This attack weakens the position of Donald Trump who announced last December the withdrawal of US forces from Syria.
Sixteen people, including four Americans, were killed Wednesday in a suicide bombing claimed by the Islamic State (IS) jihadist group in Manbij, Syria. Among them, “two soldiers, a civilian employee of the Ministry of Defense and an employee of a subcontractor of the Pentagon,” said the Central Command of the US Army (Centcom) in a statement, stating that three other military were wounded in this attack, the deadliest against the US forces of the international coalition since 2014 in this country.
Twelve other people, seven civilians and five fighters of an Arab-Kurdish force who accompanied the American patrol, also died in this attack near a restaurant in the center of the city, according to the Syrian Observatory for Human Rights (OSDH), which has an extensive network of sources in the country at war. A video filmed by a local Kurdish agency on the scene of the drama shows a blackened facade and completely disemboweled, the floor covered with rubble with blood on the wall. After the attack, tanks carrying the American flag were visible in the streets, while armed soldiers stood guard, said an AFP employee.

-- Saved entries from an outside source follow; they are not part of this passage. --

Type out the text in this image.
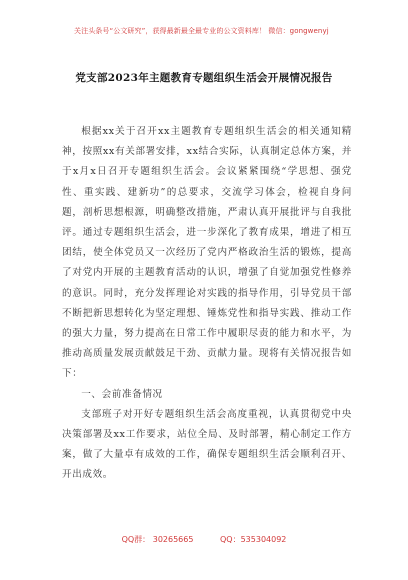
关注头条号“公文研究”，获得最新最全最专业的公文资料库！ 微信：gongwenyj
党支部2023年主题教育专题组织生活会开展情况报告

根据xx关于召开xx主题教育专题组织生活会的相关通知精神，按照xx有关部署安排，xx结合实际，认真制定总体方案，并于x月x日召开专题组织生活会。会议紧紧围绕“学思想、强党性、重实践、建新功”的总要求，交流学习体会，检视自身问题，剖析思想根源，明确整改措施，严肃认真开展批评与自我批评。通过专题组织生活会，进一步深化了教育成果，增进了相互团结，使全体党员又一次经历了党内严格政治生活的锻炼，提高了对党内开展的主题教育活动的认识，增强了自觉加强党性修养的意识。同时，充分发挥理论对实践的指导作用，引导党员干部不断把新思想转化为坚定理想、锤炼党性和指导实践、推动工作的强大力量，努力提高在日常工作中履职尽责的能力和水平，为推动高质量发展贡献鼓足干劲、贡献力量。现将有关情况报告如下：

一、会前准备情况

支部班子对开好专题组织生活会高度重视，认真贯彻党中央决策部署及xx工作要求，站位全局、及时部署，精心制定工作方案，做了大量卓有成效的工作，确保专题组织生活会顺利召开、开出成效。

QQ群： 30265665	QQ：535304092
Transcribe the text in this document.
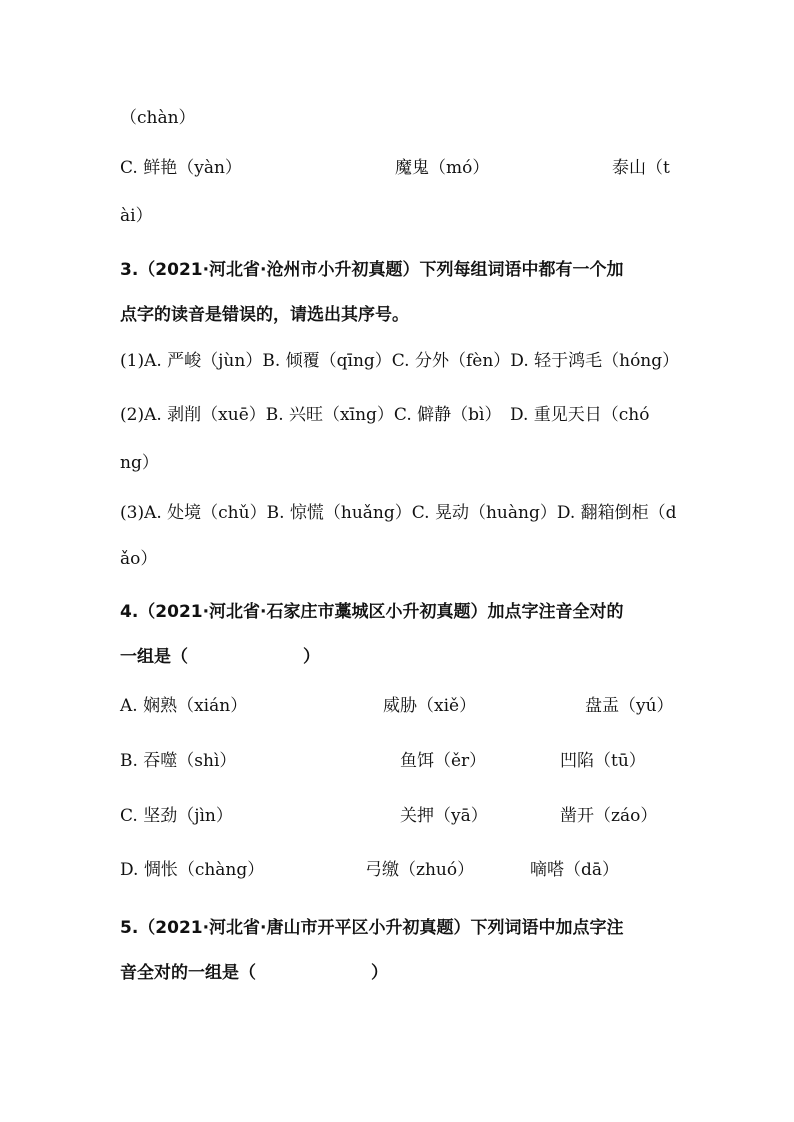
（chàn）
C. 鲜艳（yàn）	魔鬼（mó）	泰山（t
ài）
3.（2021·河北省·沧州市小升初真题）下列每组词语中都有一个加
点字的读音是错误的，请选出其序号。
(1)A. 严峻（jùn）B. 倾覆（qīng）C. 分外（fèn）D. 轻于鸿毛（hóng）
(2)A. 剥削（xuē）B. 兴旺（xīng）C. 僻静（bì）　D. 重见天日（chó
ng）
(3)A. 处境（chǔ）B. 惊慌（huǎng）C. 晃动（huàng）D. 翻箱倒柜（d
ǎo）
4.（2021·河北省·石家庄市藁城区小升初真题）加点字注音全对的
一组是（	）
A. 娴熟（xián）	威胁（xiě）	盘盂（yú）
B. 吞噬（shì）	鱼饵（ěr）	凹陷（tū）
C. 坚劲（jìn）	关押（yā）	凿开（záo）
D. 惆怅（chàng）	弓缴（zhuó）	嘀嗒（dā）
5.（2021·河北省·唐山市开平区小升初真题）下列词语中加点字注
音全对的一组是（	）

The attack was claimed by the IS in a statement on the Telegram application, claiming it was conducted by “kamikaze brother Abu Yassine al-Shami”, who detonated his explosive jacket in the middle of ‘a patrol comprising members of the cross-coalition’. In 2016, IS was driven out of that city by the Syrian Democratic Forces (SDF), an Arab-Kurdish force backed by the international coalition. ISIS is now cornered in a slum in the eastern city of Deir ez-zor, where it is the target of a FDS offensive, with the support of the coalition. However, despite the defeats that have been inflicted and after seeing the territories under his control to be reduced to a trickle, the jihadist group still manages to carry out attacks.
An attack that calls into question the withdrawal of American troops
The latter is the deadliest for US forces in Syria, given the figures of the Pentagon that claimed in 2017 that US military had been deployed in the area of Manbij. “President Trump and I condemn the terrorist attack in Syria that killed Americans,” Vice President Mike Pence said in a statement. “As we begin to repatriate our troops, the American people can rest assured that, for the sake of our soldiers, their families and our country, we will never allow the remnants of IS to restore their evil and deadly caliphate. , neither today nor never, “he added.
The suicide bombing comes after the announcement in December of an upcoming withdrawal of US troops from Syria, and highlights a very different reality on the ground, providing arguments to its opponents. Over the weeks, the timing of this withdrawal has become increasingly blurred and the Trump administration has set conditions for its completion, including the defense of Washington’s allies and a lasting defeat of the IS. The announcement sparked the departure of Defense Minister Jim Mattis.
The security experts were almost unanimous in hasty judging this decision to leave Syria. The death of American soldiers in Manbij “gives reason” to those who felt that Donald Trump’s decision was “extremely premature,” Charles Lister of the Middle East Institute said Wednesday. “Trump’s order was irresponsible and motivated much more by domestic politics than by the facts on the ground,” added the expert, for whom “suggesting that IS is defeated because it no longer controls territory is fundamentally ignoring the way IS and other similar organizations seek to operate. ”
IS still present in Syria
Republican Senator Marco Rubio has also been skeptical of the president’s decision, reacting today to the suicide bombing. This is “a tragic reminder that ISIS has not been defeated and is turning into a dangerous rebellion,” he tweeted, adding, “this is not the time to pull out of the fight against IS. We will only encourage and strengthen them. ” For its part, the influential Senator Lindsey Graham, also a Republican, hopes that the US president “will examine very closely our plans in Syria.” “I know people are fed up, but we will never be safe until we are ready to help those rising up there against this radical ideology,” he told Congress.
To justify the US withdrawal from Syria, the US president insisted that the jihadist group had lost 98% of the territory it controlled during his “caliphate”, straddling Syria and Iraq. But it still controls a few pockets of territory in the Euphrates Valley and the international anti-jihadist coalition estimates that thousands of fighters have scattered over Syrian territory to operate underground.